Это Бурдяй рассказывал у них за столом, сидя с мужиками после разгрузки машин. А сидели по великой радости: лес они с отцом привезли, на новые избы. У того-то, правда, и старый пятистенок дай бог каждому; а вот они дождались, наконец купили! Устали в саманухе жить, мерзнуть, к подсохе подсоху становить, столько лет деньги собирали, себе во всем отказывали — дождались. Небольшой хоть будет домок, а деревянный, свой. Под окном бревна сложили, и на весну уж твердо решено: либо плотниками нанятыми, либо хоть «помочью», а строиться, хватит, только бы терпенья хватило до весны…
А пока латали то, что есть, зима новый дом ждать не будет. С отцом вместе, пока уборка не настала, возились: сначала потолок в кухонном чуланчике подперли как следует, потом пару половиц, насовсем сгнивших, меняли. Отец уже и доверял ему кое-что, поглядывал только, подсмеивался порой:
— Во-во! Фугань, сынок, а я топором подправлять буду!.. — И серчал: — Кто ж так молоток держит?!
— Да я ж хорошо забиваю… ни гвоздя не согнул!
— Согнул, не согнул — а держи правильно, по-людски! Хорошо он забивает… Люди увидят — позору не оберешься.
Тут же и братик терся, путался под ногами.
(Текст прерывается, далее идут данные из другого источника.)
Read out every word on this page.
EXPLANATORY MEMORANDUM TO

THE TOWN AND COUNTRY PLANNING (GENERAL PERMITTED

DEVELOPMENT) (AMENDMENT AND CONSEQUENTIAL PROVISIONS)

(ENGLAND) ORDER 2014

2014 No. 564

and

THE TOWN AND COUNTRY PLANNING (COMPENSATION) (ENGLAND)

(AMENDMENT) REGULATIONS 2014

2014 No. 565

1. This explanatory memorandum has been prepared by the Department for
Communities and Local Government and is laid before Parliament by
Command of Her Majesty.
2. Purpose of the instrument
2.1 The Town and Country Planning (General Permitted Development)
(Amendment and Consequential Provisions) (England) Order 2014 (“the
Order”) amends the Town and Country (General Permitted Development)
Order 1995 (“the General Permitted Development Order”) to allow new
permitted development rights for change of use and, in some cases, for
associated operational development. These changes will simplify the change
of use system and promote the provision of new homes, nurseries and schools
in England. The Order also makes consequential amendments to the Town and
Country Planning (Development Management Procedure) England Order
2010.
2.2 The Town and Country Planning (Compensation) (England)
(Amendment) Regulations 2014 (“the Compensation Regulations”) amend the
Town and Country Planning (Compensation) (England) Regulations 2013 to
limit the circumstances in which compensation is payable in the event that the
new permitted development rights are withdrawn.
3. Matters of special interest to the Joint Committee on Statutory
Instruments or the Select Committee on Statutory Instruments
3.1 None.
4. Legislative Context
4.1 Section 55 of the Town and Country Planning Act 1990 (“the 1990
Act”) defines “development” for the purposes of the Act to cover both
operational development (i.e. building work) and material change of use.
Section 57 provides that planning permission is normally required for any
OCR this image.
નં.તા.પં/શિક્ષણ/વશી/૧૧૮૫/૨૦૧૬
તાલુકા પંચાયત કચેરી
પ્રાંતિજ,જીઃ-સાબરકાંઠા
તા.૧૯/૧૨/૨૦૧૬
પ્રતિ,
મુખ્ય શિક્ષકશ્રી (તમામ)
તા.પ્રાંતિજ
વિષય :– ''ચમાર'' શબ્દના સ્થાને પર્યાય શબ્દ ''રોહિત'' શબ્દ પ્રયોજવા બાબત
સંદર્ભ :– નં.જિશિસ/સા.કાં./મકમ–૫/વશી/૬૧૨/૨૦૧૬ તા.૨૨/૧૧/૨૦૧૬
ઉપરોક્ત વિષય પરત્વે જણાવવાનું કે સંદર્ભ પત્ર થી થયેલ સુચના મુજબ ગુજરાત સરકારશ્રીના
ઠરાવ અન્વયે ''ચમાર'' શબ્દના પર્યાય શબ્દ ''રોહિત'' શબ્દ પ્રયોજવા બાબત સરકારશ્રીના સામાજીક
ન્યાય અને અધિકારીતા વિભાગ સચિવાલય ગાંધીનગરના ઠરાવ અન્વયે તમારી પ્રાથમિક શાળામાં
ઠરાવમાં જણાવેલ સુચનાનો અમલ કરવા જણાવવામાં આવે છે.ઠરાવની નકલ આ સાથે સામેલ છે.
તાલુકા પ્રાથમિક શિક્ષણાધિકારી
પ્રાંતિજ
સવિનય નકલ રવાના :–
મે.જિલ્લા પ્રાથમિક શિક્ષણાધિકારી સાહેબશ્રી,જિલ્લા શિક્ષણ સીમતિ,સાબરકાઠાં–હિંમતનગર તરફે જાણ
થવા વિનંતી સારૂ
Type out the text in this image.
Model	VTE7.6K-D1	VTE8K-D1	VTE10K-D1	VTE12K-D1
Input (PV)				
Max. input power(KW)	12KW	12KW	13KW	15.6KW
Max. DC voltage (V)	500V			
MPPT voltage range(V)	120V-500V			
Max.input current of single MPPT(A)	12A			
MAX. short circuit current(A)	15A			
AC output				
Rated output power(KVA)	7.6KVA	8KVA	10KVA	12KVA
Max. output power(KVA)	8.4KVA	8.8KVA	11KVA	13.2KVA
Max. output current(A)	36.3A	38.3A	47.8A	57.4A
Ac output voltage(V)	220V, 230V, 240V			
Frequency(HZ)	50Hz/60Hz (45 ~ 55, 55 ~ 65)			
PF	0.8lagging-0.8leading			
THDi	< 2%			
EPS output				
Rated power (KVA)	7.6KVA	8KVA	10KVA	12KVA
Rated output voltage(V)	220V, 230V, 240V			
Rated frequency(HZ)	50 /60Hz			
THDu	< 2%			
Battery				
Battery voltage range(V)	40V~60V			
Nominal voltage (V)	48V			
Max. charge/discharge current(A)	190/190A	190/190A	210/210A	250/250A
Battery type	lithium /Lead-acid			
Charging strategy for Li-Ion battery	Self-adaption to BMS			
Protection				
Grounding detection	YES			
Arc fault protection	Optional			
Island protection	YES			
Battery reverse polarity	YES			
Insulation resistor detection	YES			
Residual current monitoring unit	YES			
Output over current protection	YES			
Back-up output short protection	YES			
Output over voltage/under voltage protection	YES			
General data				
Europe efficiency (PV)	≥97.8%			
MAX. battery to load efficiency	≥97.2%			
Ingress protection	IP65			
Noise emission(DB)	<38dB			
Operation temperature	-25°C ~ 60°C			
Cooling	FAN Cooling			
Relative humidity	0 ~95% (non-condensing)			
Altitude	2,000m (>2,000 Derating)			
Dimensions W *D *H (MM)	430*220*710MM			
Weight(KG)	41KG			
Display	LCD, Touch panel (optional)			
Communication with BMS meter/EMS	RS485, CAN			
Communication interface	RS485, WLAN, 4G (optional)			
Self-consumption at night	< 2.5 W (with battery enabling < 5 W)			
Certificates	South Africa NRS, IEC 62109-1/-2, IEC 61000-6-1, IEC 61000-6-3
За какой инструмент ни возьмешься, к тому и он, завидуя, тянется: дай вот ему, да и все тут! А не дашь — губы скобкой, и такой обиженной, сиротской, что сам ему отдаешь, уговариваешь: «Ну, держи — на, держи… ты подержишь, а потом я, ладно?» Ладно, кивает и он, в глазах еще слезы по кулачку, а сам уж улыбается, уцепился за несчастный этот молоток и так и сияет сквозь слезы…
Но, бывало, и ревел — и так опять горестно, искренне, что все кругом улыбались: вот у кого горе-то!.. А мать, когда занятая, лишь отмахнется: пусть поревет, ничего с ним не сделается… гром без тучки не бывает, дитя без слез не вырастет. И правда, если не лезть, не мешать ему, братик мигом замолкал, успокаивался; и через минуту, глядишь, уже чем-то занят, возится, сопит, хоть и не высохли еще слезки.
Закончили наконец с половицами; отец стал инструменты собирать, а он за веником побежал, стружки смести. Но нигде веника, как назло, не было — или братец куда затащил? Уж он это любит: возьмет что-нибудь, всякую какую ни есть всячину, что приглянется, и таскает за собой полдня везде. Он и с веником этим таскался, все чему-то радовался.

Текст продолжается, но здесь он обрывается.